How Electroluminescent (EL) Wire Works

By: Joanna Burgess

Why EL Wire Glows

EL wire is powered by alternating current (AC), not direct current (DC). When electricity is applied to an electroluminescent wire, electrons in the wire's phosphor coating are knocked to a higher energy level or orbital. When these electrons move back to their original energy level, they emit light particles called photons. Only at the point when the electrons release their extra energy and return to their previous state will they release photons, causing the phosphor to glow. So, why is AC better than DC for electroluminescent wire? If direct current (DC) were applied to the EL wire, light emission would stop as soon as the current stops exciting the electrons. As DC moves in only one direction, the glowing would begin and end very quickly as the current passed.
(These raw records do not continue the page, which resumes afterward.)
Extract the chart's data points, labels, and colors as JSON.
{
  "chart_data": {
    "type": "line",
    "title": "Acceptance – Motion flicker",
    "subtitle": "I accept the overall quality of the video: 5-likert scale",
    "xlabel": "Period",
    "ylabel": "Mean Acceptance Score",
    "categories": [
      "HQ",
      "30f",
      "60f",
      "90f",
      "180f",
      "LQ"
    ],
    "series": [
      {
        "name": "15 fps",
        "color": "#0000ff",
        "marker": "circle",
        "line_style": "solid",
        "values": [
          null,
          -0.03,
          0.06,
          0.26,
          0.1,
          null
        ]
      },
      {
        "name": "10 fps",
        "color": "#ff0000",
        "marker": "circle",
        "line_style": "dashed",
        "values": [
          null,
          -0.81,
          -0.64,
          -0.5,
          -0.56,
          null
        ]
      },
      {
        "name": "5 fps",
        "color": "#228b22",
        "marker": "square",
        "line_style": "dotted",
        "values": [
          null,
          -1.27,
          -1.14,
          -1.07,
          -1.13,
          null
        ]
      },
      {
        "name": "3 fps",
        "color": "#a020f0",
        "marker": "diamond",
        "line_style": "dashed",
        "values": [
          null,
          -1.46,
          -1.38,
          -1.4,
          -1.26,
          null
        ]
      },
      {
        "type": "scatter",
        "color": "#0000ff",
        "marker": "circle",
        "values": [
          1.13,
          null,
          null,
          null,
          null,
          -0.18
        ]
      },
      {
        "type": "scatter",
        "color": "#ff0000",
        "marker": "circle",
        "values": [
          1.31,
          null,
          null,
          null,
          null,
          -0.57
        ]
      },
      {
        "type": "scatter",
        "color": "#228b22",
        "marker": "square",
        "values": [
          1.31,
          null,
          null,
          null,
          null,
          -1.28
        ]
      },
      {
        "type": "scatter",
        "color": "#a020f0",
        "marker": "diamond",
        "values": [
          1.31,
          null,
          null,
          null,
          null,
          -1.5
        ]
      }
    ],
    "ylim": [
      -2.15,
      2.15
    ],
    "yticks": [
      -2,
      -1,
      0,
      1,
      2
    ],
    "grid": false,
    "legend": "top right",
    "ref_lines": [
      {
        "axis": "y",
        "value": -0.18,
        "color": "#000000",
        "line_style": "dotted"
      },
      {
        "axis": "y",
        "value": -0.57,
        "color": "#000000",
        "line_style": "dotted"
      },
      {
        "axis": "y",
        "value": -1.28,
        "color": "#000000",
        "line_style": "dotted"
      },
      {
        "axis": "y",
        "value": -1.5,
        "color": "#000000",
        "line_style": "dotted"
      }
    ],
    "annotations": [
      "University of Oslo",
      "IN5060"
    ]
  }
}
For EL wire to continuously glow, it needs a constant supply of electrical current. With alternating current (AC), the electrical current moves back and forth between the positive and negative poles of the circuit. This alternating polarity means that electricity constantly flows through the circuit, giving the EL wire a constant electrical supply. Consequently, the phosphor atoms are continuously being ionized, or having their electrons change energy level. Since these ions are always having their electrons jump from one energy level to another -- the process by which they emit light -- they will glow continuously. Additionally, AC can provide higher voltages than DC because alternating current can be stepped up or down by using transformers. This is key for determining how brightly your EL wire will shine. Higher voltages cause more electron excitation, which in turn leads to a brighter light [source: PBS].
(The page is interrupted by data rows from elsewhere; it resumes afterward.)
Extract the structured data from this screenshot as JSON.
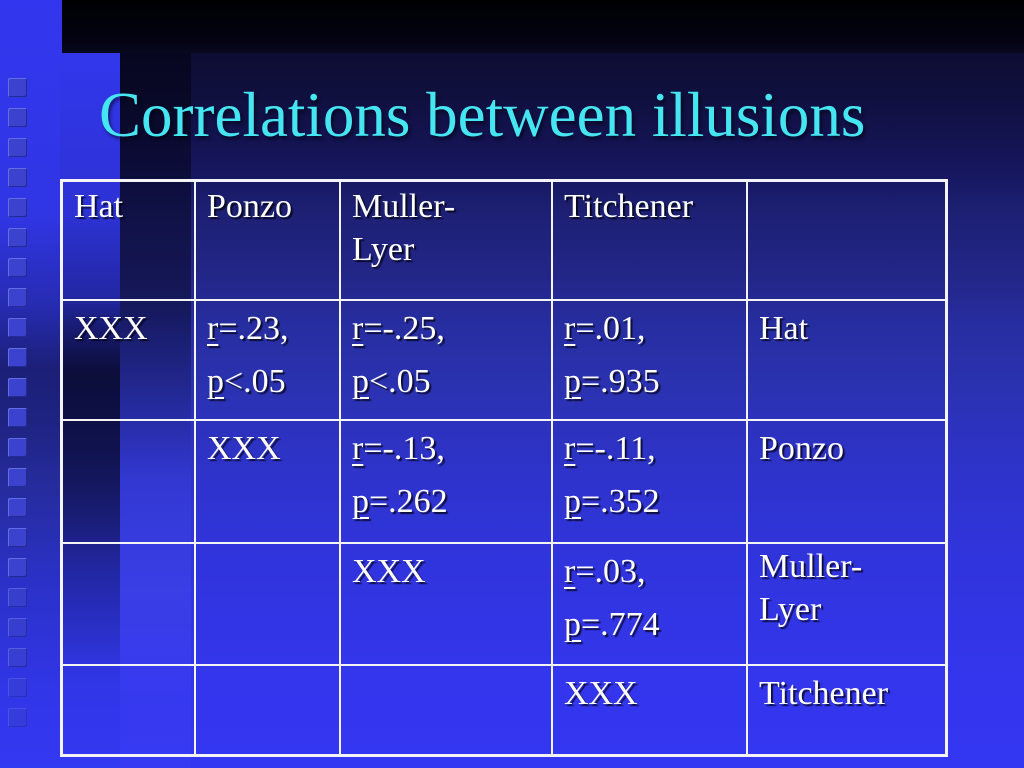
{
  "slide": {
    "title": "Correlations between illusions"
  },
  "colors": {
    "title_accent": "#45E6F2",
    "background_top": "#06061d",
    "background_bottom": "#3437f2",
    "left_strip_blue": "#3237ef",
    "table_border": "#f4f4f6",
    "cell_text": "#ffffff"
  },
  "decor": {
    "square_count": 22
  },
  "table": {
    "header_row": [
      "Hat",
      "Ponzo",
      "Muller-Lyer",
      "Titchener",
      ""
    ],
    "body_rows": [
      {
        "cells": [
          {
            "text": "XXX"
          },
          {
            "r": "r",
            "rv": "=.23,",
            "p": "p",
            "pv": "<.05"
          },
          {
            "r": "r",
            "rv": "=-.25,",
            "p": "p",
            "pv": "<.05"
          },
          {
            "r": "r",
            "rv": "=.01,",
            "p": "p",
            "pv": "=.935"
          },
          {
            "text": "Hat"
          }
        ]
      },
      {
        "cells": [
          {
            "text": ""
          },
          {
            "text": "XXX"
          },
          {
            "r": "r",
            "rv": "=-.13,",
            "p": "p",
            "pv": "=.262"
          },
          {
            "r": "r",
            "rv": "=-.11,",
            "p": "p",
            "pv": "=.352"
          },
          {
            "text": "Ponzo"
          }
        ]
      },
      {
        "cells": [
          {
            "text": ""
          },
          {
            "text": ""
          },
          {
            "text": "XXX"
          },
          {
            "r": "r",
            "rv": "=.03,",
            "p": "p",
            "pv": "=.774"
          },
          {
            "text": "Muller-Lyer"
          }
        ]
      },
      {
        "cells": [
          {
            "text": ""
          },
          {
            "text": ""
          },
          {
            "text": ""
          },
          {
            "text": "XXX"
          },
          {
            "text": "Titchener"
          }
        ]
      }
    ]
  }
}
For EL wire applications that won't work with standard electrical outlets, battery power is the way to go. Because batteries provide direct current (DC), your battery-powered EL wires require an inverter, which converts DC into the AC you need. When it comes to inverters, two factors will help you determine what you need: the project you have in mind and the power you'll need to make it work. Your EL wire's length determines how much power you'll need, and the power you use determines how bright your EL wire will appear. Using an inverter that's too small in relation to the length of the wire will hinder its ability to produce bright light. An inverter that's correctly sized will dramatically increase EL wire's brightness.